El padre

Crítica de Rolando Gallego - El Espectador Avezado

¿Cómo se pueden construir a partir de la evocación del recuerdo de una imagen la corporeidad de alguien que nunca se conoció? ¿Cómo se logra atravesar un proceso de duelo desde una mentira que lo funda y que a la vez lo niega? ¿Cuánto tiempo se puede sostener una fachada por vergüenza y replicarla hasta el hartazgo para convertirla en una verdad?
La directora Mariana Arruti (“Trelew”) logra plasmar a partir del relato de sus propias memorias, o de la recreación de las mismas, en la convicción de ellas, una historia desgarradora sobre algo fundante que termina por revelarse ante su investigación como mentira y falsificación de todo.
Trabajando con algunas ideas que le fueron transmitidas oralmente en su familia, y otras que creyó verdaderas durante mucho tiempo, “El Padre” (Argentina, 2016), su nuevo proyecto documental, se presenta como una suerte de catarsis personal, que intenta, además, universalizar ciertas ideas sobre la desaparición forzada de personas durante la última dictadura cívico militar en Argentina.
Pero “El Padre” no es sólo eso, es mucho más, porque no quiere detenerse sólo en un momento, sino que busca, explicaciones, también sobre el proceso previo y posterior en el que continuaron las macabras acciones contra aquellos que se oponían al régimen.
La directora decide cristalizar sus pensamientos con una narración tradicional en la que la multiplicidad de elementos, la profusión de significantes, y la elasticidad con la que maneja la imagen, proponen desde su relato, una mirada particular sobre un momento siniestro de su historia y de la de todos.
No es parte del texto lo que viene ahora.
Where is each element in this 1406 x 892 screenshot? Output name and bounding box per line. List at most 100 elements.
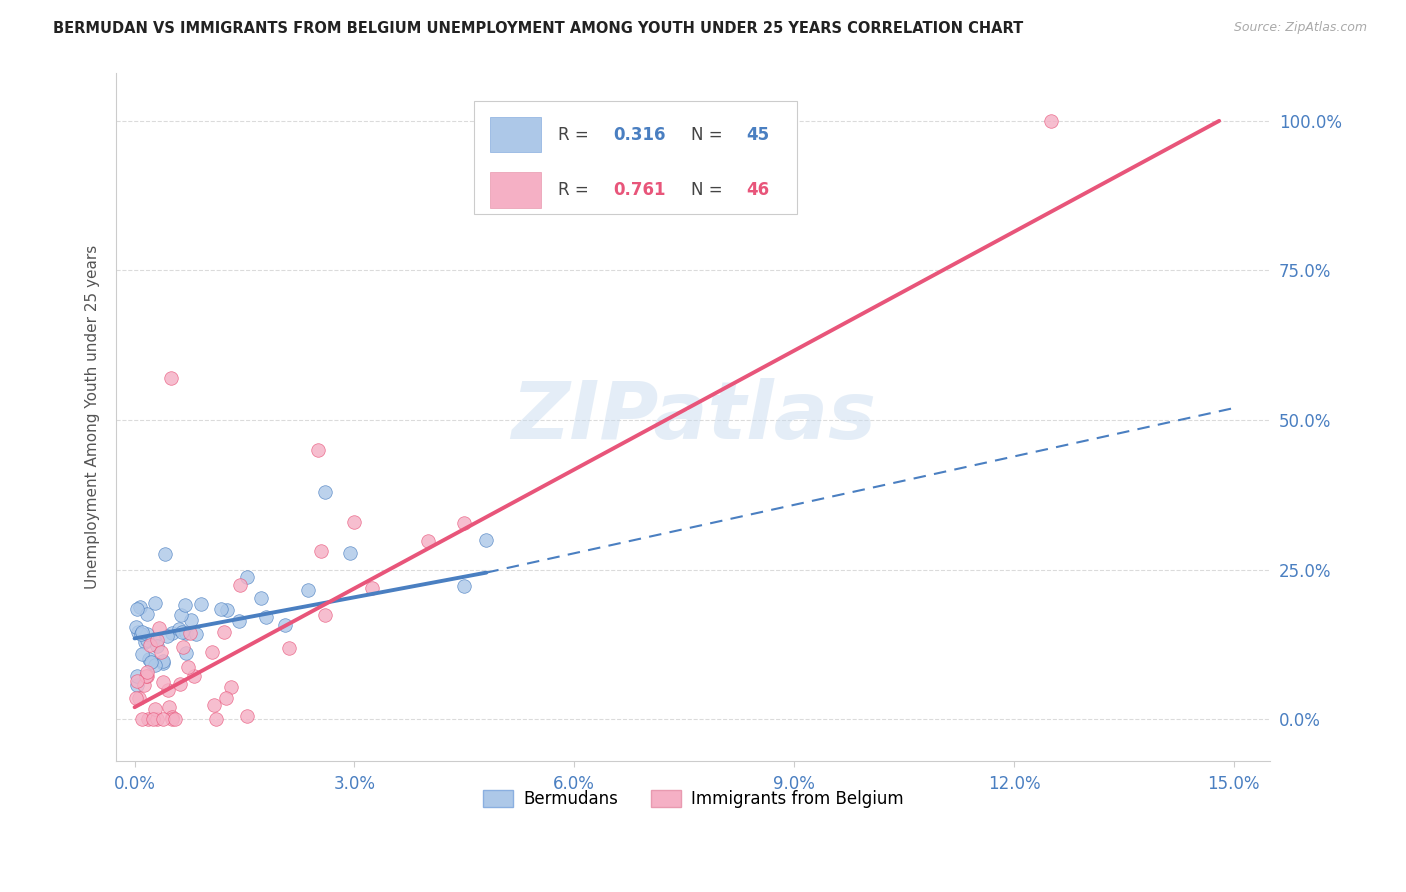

Porque la casuística no es reforzada sobre su la ausencia de su progenitor, al contrario, su narración bucea en la memoria personal para universalizar el dolor, y desde esa expansión se termina por configurar un espacio en el que la evocación consolida las ideas con las que trabaja.
Arruti habla con familiares, conocidos, empleados de sus padres, para, encontrar en la pesquisa la información que de alguna manera, le permita recuperar, aunque sea en palabras, a aquel señor que nunca conoció.
La recreación de viñetas en Super 8, la utilización del blanco y negro como ejercicio para potenciar ausencias, la recuperación de solicitadas y documentos históricos y periodísticos, y, principalmente la voz en off como dirección hacia la revelación que termine por constituir en parte, una identidad doblegada por una mentira, hacen que el filme reafirme su razón de ser.
Si por momentos el clasicismo del relato resiente su propuesta, en la reiteración de imágenes e impresiones personales, se recupera una vez más la figura de alguien que nunca tuvo la posibilidad de terminar plasmado en su descendencia.
Las ideas se desprenden, el impacto de la ausencia es notorio, pero una emotiva escena final, en la que una grabación de audio devuelve, al menos, un vínculo, y ya no un cuerpo, terminan por solidificar una suerte de ejercicio fílmico terapéutico en un como un válida propuesta sobre la etapa más oscura de nuestra historia y de la de Arruti personal.